Colour,  Daily photo,  Paris

Much Too Short a Ladder

Paris has a way of presenting juxtapositions that are almost too perfectly absurd to be staged. Here, in the grand setting of Place de la Concorde, fountains spray elegantly into the autumn air, the French flag waves over the distant dome of the Grand Palais—and in the foreground, an oddly truncated ladder leans against a massive plinth, clearly destined to reach nowhere.

When I framed the shot, I was immediately drawn to the humour of scale. The ornate column, richly decorated in green and gold, stands in confident verticality, while the ladder—plain, utilitarian, and utterly inadequate—sits at a hopeless angle. It’s a visual joke, but one the city offered up without fanfare.
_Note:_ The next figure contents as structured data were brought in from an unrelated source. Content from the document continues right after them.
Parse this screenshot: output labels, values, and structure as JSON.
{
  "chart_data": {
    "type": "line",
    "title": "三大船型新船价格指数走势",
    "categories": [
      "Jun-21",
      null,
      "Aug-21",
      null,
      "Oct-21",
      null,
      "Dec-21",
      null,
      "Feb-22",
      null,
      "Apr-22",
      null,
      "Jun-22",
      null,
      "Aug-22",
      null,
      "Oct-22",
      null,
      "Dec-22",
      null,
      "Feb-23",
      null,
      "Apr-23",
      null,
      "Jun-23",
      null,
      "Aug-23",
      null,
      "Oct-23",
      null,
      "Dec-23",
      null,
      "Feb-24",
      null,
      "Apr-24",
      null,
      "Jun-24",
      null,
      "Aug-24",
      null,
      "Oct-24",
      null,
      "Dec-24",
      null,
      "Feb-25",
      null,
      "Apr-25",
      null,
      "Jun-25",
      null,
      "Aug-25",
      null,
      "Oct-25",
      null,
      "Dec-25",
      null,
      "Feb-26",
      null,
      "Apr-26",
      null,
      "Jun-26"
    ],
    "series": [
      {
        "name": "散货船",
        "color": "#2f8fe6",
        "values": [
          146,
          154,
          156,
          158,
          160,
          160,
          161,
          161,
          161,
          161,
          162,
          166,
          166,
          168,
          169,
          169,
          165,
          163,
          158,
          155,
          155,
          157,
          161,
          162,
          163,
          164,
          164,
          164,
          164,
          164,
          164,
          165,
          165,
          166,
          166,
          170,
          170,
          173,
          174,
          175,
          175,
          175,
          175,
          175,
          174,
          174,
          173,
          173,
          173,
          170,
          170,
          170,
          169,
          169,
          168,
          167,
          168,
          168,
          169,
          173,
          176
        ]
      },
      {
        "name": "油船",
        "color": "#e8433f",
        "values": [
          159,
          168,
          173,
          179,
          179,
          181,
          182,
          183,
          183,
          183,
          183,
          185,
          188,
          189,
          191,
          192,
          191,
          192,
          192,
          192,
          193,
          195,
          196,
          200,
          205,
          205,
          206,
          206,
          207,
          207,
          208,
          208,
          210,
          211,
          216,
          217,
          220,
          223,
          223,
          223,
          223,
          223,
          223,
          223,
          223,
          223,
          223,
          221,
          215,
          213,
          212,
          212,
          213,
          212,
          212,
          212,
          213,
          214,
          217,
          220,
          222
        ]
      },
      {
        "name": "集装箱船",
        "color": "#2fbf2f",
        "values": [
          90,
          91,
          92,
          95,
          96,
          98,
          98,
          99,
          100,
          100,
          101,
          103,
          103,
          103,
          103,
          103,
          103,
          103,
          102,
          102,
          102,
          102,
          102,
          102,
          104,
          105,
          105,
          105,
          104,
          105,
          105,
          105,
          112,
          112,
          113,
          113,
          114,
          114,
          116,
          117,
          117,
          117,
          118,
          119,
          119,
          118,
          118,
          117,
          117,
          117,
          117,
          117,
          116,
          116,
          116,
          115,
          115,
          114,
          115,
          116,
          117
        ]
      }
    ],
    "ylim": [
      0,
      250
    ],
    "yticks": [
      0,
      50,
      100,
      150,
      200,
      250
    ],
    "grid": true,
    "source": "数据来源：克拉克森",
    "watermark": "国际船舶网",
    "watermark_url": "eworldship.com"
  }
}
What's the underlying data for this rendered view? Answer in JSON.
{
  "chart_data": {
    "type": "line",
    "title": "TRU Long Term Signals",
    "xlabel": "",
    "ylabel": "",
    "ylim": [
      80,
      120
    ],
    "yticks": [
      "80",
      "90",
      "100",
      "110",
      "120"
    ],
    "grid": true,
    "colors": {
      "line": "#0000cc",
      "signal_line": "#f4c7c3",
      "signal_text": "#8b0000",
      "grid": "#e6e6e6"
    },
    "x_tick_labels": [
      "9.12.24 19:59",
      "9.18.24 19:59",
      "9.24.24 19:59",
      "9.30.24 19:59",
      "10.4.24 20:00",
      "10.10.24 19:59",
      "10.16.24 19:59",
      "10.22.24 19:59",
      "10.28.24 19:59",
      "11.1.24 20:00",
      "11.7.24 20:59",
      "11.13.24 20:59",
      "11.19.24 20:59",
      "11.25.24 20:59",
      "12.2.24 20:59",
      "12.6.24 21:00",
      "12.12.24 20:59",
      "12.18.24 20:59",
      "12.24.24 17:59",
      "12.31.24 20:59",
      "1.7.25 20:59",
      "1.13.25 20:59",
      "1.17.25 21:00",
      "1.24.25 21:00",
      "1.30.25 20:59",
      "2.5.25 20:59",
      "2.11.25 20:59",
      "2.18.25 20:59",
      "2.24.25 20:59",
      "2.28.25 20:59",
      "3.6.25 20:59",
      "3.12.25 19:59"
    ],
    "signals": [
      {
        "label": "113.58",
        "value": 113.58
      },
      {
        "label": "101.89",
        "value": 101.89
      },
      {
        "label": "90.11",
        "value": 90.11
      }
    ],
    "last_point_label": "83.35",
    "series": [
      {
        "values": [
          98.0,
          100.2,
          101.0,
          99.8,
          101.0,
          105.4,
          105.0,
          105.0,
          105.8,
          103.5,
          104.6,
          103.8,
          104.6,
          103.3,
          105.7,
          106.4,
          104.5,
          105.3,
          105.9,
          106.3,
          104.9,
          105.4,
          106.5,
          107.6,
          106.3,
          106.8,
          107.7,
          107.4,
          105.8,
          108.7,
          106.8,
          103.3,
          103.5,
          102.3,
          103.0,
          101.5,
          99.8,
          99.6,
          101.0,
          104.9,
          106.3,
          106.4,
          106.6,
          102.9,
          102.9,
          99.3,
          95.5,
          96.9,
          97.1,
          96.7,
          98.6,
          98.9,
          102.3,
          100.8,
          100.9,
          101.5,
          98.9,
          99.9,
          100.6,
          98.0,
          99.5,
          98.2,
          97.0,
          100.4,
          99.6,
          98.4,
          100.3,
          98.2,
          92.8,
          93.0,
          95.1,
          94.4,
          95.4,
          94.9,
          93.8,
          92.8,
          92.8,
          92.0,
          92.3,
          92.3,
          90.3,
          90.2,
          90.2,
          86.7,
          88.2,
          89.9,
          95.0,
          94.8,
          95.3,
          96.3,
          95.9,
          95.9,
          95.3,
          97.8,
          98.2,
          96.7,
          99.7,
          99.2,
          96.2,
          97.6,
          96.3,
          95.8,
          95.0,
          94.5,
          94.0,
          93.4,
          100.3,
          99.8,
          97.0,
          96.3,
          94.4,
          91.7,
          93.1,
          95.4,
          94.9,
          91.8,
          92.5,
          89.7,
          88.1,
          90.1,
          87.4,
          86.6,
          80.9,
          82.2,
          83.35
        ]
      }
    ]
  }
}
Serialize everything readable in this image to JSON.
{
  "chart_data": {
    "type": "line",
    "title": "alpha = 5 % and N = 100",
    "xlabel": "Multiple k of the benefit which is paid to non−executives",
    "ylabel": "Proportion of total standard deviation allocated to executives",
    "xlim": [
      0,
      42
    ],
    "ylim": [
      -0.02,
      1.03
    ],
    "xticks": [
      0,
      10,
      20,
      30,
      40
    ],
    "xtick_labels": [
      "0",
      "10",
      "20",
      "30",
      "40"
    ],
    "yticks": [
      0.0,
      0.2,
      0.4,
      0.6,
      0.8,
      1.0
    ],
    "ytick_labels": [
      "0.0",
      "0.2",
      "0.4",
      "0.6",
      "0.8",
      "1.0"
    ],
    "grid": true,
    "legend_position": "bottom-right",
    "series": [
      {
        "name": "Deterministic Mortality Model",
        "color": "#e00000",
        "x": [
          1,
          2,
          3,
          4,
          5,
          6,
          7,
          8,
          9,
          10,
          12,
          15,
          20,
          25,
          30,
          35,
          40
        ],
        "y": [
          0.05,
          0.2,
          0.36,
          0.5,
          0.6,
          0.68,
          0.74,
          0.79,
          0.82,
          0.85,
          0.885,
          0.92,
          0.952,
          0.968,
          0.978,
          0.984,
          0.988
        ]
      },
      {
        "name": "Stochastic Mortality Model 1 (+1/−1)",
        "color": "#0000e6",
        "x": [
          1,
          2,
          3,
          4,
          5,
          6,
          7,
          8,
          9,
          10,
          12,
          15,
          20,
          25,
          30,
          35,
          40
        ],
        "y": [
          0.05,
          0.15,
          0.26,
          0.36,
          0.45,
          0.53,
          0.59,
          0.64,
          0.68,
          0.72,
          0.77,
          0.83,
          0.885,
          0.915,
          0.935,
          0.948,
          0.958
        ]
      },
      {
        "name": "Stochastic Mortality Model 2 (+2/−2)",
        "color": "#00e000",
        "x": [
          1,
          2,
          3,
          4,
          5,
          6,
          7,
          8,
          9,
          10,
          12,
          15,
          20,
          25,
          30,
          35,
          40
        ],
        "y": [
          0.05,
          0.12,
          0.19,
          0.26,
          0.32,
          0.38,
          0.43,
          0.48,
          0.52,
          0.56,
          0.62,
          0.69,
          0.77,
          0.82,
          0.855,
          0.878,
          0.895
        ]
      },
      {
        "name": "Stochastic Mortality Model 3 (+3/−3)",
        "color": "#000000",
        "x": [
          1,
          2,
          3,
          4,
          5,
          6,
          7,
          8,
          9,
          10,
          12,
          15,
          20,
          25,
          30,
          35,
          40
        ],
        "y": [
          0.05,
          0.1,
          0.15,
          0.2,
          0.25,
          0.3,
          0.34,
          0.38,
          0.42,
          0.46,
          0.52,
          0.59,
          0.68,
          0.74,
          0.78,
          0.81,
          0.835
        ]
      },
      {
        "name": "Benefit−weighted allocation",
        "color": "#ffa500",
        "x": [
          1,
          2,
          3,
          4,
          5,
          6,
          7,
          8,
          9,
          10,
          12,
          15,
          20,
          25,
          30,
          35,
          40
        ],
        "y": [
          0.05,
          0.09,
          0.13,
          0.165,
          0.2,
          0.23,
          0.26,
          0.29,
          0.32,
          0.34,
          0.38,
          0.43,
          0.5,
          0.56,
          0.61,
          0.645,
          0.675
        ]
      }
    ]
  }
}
Technically, this was a challenging scene to expose. The sky was overcast, leaning towards flat, and the stonework was pale enough to risk losing definition in highlights. I underexposed slightly to retain the texture in the clouds and granite, later pulling up the shadows in post to recover detail in the darker recesses of the column. Compositionally, I chose to let the column bisect the frame, anchoring the scene and contrasting the grandeur of the background with the comedy of the foreground.

The photograph works, I think, because it resists the temptation to explain itself. It simply captures the coexistence of Parisian majesty and human oversight—a city that, for all its grandeur, still leaves room for the occasional too-short ladder.